Apple's Shipping & Delivery page clearly states that they will ship to Puerto
Rico and other US territories:
<http://store.apple.com/us/help/shipping_delivery>

There are also some service centers and AVRs in Puerto Rico that one may want
to try: <http://www.apple.com/support/iphone/service/us/>
<http://latam.apple.com/buy/lae/find.php?r_pais=Puerto+Rico>

And lastly, the 'free iPhone 4 case' deal is valid wherever the iPhone 4 is
sold, not just in the US, but also Canada and Europe etc. Even if Apple has
some bizarro atlas that has Puerto Rico pegged as a separate country, surely
they will still send cases there, because AT&T in PR offers the iPhone 4.

------
SoftwareMaven
Nothing like link bait. I share rubymaverick's sentiments that this might be
making a mountain out of a mole hill and WAY overstating the case.

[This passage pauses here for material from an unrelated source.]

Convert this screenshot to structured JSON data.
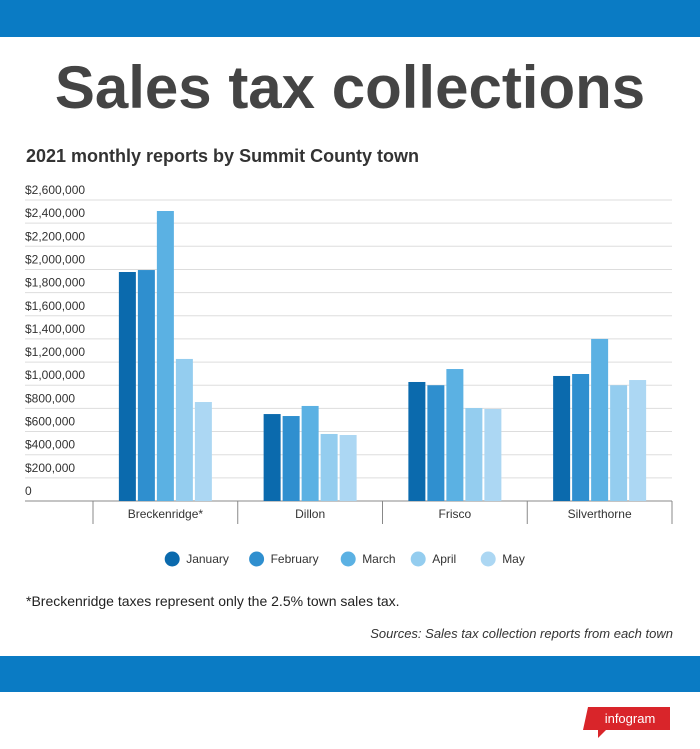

My guess: some poorly implemented back-end system automatically canceled the
orders or, even more likely, some dip in shipping said "Umm, port o reeko?
Wazz that?" and canceled the order.

Never attribute to malice that which can be adequately explained by stupidity,
unless it can capture a few more eyeballs.

------
rubymaverick
This title is completely accurate. I happen to have some inside info on this,
actually. Steve Jobs went on one of his epic rants after a person from Puerto
Rico tried to order a free case. Everyone at Apple agrees with his basic
sentiment: Puerto Ricans can suck it. It's like a new company mantra. Good
thing the kind folks at consumerist are on the job!